Deserve. What did I deserve? I knew. I deserved nothing. Holmes was the one who deserved my praise. Granted, I had published his laurels many a time over and all who knew me knew of my admiration for him. And indeed, some knew it a little too well. My sister. Lestrade, perhaps. Parks. Maybe even dear old Mrs. Hudson, gone to a better place. Should I number my wife among these? I didn't see how.
But even so, should it matter? Was I ever asking the right question? I was worried for myself, for my sake, for my reputation. What of Holmes's feelings? When was the last time I had considered them?
It had been nearly a decade since Moriarty and Reichenbach. And we had gone from flatmates to colleagues, friends, devoted friends to lovers and then back to…what were we now?
He had saved my son from my sister. And I had left him.
He had stood by my side, wordless, as I married away from him. Twice. And I had left him.
He had confessed his soul to me, shown me his past, why he was the man he is. And I had left him.
He had given me every opportunity to bind myself to him permanently—to know him, to protect him and he me, to be as much as family as was possible to be.
And I had left him.
/x/
1 According to Arthur Conan Doyle: A Life in Letters Sir Arthur read at least one of 'Miss Austen's' novels and thought them 'very good.' Really good book if you haven't read it.

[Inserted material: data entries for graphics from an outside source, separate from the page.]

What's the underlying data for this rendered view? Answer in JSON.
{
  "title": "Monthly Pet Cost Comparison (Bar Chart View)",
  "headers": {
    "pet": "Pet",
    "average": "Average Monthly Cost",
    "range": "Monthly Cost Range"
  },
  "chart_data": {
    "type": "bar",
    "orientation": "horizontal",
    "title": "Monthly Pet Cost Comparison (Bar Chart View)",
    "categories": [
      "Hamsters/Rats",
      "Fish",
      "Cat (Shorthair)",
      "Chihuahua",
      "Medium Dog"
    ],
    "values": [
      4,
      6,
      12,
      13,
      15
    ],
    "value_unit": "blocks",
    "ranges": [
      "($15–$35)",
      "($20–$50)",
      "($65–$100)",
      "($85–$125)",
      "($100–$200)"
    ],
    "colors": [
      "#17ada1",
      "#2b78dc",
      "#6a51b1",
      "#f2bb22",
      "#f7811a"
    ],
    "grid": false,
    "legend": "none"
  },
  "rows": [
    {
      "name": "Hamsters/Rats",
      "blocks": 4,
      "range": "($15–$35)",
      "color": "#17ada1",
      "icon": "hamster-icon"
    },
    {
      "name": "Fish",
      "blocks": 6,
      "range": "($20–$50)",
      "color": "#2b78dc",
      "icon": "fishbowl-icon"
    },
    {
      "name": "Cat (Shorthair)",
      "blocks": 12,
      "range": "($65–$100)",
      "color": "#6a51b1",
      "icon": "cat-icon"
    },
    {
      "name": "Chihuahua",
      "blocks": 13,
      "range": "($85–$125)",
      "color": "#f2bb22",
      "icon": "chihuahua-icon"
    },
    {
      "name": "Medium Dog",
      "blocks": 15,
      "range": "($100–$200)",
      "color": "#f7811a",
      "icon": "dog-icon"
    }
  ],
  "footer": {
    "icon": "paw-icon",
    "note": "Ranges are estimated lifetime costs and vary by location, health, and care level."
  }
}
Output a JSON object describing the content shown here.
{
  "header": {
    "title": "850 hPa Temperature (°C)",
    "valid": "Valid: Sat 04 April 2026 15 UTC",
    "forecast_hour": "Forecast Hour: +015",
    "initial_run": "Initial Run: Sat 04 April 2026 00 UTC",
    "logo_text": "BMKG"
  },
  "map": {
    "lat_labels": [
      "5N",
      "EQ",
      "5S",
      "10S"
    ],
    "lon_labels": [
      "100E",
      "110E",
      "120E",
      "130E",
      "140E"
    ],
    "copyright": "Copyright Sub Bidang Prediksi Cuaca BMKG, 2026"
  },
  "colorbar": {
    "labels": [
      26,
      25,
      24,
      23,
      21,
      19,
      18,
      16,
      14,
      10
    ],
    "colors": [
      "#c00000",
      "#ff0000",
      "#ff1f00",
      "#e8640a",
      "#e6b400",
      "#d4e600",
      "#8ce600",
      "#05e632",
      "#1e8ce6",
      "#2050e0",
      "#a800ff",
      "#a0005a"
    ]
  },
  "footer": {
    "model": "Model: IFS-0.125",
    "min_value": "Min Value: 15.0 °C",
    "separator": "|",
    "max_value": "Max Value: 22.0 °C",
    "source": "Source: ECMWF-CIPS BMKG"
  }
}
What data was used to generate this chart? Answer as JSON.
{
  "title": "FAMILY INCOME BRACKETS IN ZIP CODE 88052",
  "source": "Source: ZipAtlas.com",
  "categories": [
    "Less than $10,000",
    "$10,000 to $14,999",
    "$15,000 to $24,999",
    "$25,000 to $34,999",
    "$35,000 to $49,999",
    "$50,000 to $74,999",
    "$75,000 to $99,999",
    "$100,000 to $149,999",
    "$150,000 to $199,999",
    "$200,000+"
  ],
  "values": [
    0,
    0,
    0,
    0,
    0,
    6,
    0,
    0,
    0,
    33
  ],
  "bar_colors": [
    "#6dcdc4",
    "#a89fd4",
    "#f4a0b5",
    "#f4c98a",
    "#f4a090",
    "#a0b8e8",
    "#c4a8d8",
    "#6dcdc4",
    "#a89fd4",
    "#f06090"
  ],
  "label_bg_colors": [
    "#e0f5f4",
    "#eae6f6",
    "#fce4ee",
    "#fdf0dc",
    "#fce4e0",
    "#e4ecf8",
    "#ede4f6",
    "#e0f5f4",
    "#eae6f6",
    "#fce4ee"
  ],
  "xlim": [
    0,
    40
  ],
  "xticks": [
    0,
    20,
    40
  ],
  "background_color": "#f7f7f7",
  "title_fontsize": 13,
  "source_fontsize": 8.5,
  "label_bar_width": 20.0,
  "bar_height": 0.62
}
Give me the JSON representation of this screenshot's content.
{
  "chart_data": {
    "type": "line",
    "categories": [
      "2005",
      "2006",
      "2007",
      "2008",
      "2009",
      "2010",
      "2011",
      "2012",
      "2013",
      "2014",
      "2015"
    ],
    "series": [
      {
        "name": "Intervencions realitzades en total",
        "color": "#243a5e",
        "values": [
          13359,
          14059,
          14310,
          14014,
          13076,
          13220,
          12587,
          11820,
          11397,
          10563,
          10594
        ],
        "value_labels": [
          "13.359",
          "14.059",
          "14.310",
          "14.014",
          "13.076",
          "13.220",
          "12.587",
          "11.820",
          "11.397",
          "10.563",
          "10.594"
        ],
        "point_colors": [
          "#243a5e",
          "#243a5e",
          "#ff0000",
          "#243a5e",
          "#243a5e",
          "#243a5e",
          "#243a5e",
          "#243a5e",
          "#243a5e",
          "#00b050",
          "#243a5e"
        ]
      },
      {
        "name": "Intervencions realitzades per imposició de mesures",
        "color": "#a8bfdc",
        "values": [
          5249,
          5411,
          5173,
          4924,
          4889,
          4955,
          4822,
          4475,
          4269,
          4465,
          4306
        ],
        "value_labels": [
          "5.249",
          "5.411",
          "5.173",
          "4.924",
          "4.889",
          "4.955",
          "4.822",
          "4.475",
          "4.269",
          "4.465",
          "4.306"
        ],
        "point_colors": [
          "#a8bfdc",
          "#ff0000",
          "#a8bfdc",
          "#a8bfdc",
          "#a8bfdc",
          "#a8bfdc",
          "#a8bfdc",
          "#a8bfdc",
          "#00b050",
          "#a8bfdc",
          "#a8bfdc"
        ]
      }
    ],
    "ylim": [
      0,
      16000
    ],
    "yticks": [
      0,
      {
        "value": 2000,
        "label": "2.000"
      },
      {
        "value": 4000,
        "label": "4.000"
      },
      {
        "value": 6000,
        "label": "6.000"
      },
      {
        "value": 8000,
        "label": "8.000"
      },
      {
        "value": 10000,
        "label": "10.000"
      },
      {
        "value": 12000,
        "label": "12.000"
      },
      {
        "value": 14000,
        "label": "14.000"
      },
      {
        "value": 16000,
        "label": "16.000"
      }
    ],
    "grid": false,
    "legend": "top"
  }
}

2 Truth be told, I have no idea how much a ring should have cost at the turn of the century, despite a fruitless search. Any experts in Victorian/Edwardian finances out there, chat me up!
3 I feel once more the scars of the old flame
4 I.e. chapter 21, some years ago…lol
5 An idea derived from a Coventry Patmore poem that a woman was supposed to be 'an angel in the home' and that her sphere should consist of submitting to and loving her husband and raising her children.